Ziggy could not believe the way I was brought up. He said he never heard of a Jewess being on a yacht and I told him that I really could not be considered a Jewess. He told me about his childhood and I'd never heard of anything so sad in my life. It was almost as though he'd been an orphan. During dessert the maitre d' brought the phone over and Ziggy got on and said that he'd be over at 10:45 that night. When he hung up he told me it was Vic Fountain. I asked him if he got along with Vic, and he told me they never socialized. I
said, “But you're seeing him at ten forty-five tonight.” And he said, “Oh yeah. Right. Well, there's a first time for everything.”
He actually wanted to take me home in a horse and buggy! I said that was embarrassing so we took a cab. He walked me to the front door of my apartment . . . I was so tired from laughing at this point, I really was. He didn't try to kiss me. I told him that I'd had my hair done especially for him, for this date, and it made him happy.
“So do you think you'd maybe want to ever do this again with me ever?” he said.
“I had a wonderful time tonight,” I told him.
“But not wonderful enough, izzat it?” he said.
“Do you want to see me again?” I asked him.
“Would that be something that you would consider doin'?” he asked me.

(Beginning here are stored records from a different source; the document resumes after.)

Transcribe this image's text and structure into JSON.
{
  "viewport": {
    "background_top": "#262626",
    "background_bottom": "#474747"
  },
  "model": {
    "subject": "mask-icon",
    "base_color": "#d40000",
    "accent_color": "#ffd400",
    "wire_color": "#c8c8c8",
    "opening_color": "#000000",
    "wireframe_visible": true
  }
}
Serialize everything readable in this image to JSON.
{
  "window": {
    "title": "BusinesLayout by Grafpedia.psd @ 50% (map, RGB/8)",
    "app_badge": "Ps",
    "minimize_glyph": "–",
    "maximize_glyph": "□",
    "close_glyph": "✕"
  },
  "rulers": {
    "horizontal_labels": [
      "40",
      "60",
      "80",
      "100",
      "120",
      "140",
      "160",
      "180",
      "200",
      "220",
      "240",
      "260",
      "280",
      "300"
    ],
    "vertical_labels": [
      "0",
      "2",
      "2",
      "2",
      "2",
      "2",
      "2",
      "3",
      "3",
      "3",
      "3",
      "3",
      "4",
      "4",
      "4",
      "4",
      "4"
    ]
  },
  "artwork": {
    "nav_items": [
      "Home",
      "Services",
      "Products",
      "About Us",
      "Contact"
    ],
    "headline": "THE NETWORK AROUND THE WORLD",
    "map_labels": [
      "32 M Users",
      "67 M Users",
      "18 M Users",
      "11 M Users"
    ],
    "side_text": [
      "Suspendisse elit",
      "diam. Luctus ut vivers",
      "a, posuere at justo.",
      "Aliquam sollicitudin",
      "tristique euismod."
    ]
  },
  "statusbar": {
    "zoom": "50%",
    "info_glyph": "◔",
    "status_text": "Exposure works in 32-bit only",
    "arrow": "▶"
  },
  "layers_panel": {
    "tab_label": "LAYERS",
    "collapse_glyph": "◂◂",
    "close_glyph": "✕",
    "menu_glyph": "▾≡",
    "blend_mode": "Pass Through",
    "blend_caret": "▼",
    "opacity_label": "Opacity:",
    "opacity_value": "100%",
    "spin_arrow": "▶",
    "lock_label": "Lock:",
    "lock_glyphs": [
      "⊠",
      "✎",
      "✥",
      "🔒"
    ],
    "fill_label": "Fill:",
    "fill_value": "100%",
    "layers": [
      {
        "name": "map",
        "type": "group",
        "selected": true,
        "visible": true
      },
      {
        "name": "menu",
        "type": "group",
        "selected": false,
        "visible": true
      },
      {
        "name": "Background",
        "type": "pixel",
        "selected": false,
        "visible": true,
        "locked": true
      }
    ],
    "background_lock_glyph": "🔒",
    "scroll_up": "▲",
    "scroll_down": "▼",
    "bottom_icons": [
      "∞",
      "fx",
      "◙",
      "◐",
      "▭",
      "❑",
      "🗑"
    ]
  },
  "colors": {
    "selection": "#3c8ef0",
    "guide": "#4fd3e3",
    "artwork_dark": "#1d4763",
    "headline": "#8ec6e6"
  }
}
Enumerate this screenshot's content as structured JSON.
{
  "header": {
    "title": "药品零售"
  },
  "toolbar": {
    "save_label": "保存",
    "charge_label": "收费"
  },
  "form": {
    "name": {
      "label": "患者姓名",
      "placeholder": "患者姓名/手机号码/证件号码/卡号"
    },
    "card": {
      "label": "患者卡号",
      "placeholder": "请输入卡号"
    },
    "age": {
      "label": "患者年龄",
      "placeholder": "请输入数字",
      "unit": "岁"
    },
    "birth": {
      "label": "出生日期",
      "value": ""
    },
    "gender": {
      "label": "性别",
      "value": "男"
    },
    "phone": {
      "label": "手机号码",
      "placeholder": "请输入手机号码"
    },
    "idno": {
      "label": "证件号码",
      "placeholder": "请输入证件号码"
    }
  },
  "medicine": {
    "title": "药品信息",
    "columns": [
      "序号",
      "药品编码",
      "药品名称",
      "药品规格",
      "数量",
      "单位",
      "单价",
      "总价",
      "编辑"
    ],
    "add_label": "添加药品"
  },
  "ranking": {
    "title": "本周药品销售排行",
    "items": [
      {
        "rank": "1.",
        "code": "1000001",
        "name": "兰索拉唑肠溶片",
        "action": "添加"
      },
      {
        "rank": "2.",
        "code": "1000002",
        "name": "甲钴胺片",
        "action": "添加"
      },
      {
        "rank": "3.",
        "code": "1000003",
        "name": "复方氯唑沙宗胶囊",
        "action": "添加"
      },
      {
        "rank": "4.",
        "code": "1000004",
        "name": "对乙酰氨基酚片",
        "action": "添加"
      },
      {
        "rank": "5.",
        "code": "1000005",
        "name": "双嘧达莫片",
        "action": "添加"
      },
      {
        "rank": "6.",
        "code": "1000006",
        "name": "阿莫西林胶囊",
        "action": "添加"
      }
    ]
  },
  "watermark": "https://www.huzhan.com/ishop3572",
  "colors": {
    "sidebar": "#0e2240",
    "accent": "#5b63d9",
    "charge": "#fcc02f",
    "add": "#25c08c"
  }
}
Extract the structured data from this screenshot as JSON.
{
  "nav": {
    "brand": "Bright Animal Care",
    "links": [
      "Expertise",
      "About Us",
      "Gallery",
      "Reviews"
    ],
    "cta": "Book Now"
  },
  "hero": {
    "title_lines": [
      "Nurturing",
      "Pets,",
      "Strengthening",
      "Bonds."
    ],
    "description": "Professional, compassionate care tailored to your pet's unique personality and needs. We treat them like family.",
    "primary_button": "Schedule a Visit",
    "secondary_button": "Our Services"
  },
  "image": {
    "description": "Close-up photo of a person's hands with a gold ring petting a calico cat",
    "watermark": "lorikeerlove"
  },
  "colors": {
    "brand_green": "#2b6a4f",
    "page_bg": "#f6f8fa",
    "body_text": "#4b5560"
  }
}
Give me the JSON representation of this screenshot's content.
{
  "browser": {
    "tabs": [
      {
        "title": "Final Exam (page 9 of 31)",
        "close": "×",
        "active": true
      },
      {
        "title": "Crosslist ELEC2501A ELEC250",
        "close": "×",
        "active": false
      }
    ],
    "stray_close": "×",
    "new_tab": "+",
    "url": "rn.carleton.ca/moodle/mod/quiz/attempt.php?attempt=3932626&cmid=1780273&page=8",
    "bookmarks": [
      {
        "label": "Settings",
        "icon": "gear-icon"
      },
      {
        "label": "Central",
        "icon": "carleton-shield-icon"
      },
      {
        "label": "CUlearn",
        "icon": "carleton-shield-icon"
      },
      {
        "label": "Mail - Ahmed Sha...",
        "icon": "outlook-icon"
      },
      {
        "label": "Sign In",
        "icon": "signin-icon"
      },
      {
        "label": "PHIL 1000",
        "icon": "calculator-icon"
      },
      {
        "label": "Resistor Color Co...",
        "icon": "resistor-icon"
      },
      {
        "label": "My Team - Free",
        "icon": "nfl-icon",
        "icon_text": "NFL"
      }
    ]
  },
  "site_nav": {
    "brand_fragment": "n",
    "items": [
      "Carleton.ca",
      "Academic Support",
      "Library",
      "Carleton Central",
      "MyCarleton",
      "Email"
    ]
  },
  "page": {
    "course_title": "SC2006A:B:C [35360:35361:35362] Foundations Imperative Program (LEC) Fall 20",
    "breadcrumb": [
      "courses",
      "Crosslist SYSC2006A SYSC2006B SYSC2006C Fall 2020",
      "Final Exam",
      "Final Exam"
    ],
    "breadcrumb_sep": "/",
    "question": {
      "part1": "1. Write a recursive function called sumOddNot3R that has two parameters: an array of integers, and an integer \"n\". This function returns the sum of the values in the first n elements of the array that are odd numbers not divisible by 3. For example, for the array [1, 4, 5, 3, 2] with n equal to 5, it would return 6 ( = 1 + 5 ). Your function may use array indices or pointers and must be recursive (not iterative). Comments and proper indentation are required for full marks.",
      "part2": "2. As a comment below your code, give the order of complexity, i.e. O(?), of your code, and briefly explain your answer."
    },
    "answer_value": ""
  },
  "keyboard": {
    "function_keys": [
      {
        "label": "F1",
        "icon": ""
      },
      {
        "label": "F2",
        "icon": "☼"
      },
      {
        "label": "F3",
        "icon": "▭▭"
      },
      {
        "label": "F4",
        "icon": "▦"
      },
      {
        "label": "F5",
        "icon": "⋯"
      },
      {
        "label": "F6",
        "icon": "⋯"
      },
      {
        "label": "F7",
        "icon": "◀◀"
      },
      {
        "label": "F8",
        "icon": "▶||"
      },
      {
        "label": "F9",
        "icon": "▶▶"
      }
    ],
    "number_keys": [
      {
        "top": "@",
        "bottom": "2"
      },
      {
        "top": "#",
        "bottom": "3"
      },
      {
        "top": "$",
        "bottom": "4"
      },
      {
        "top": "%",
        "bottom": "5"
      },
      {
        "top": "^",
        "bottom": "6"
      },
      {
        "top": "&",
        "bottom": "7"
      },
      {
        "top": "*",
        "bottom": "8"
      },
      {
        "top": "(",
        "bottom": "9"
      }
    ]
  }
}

I told him that, yes, I would consider that. I'd had such a great time at the “21” Club. Tommy Dorsey had said hello to Ziggy, and Cary Grant had come over and introduced himself! And two people came over to our booth and asked Ziggy for his autograph. It was quite exciting.
The next day the doorman buzzed me and said there was something for me in the lobby. I went down there and there was a box from Lord & Taylor. Ziggy had sent me twenty gold silk scarves.
FREDDY BLISS: My mother's hair when she was young was jet black. She had very curly black hair, a little bit like Hedy Lamarr's, and had to iron it to get the kinks out. She used to dye it blond all the time. Any time a root reared its ugly head, it was off to Mr. Paolo.
After she and Dad moved to Los Angeles, Mom had her nose fixed. The plastic surgeon, the best there was, did a wonderful job. No bumps or ridges or anything. It was perfect. And then she had it redone. Why? Because it was too perfect. It made her look like a Jewish woman who'd gotten a nose job trying to disguise the fact that she was Jewish. Which is what she was. So she went back and the same doctor put in just the slightest, slightest ridge. And that was Mom.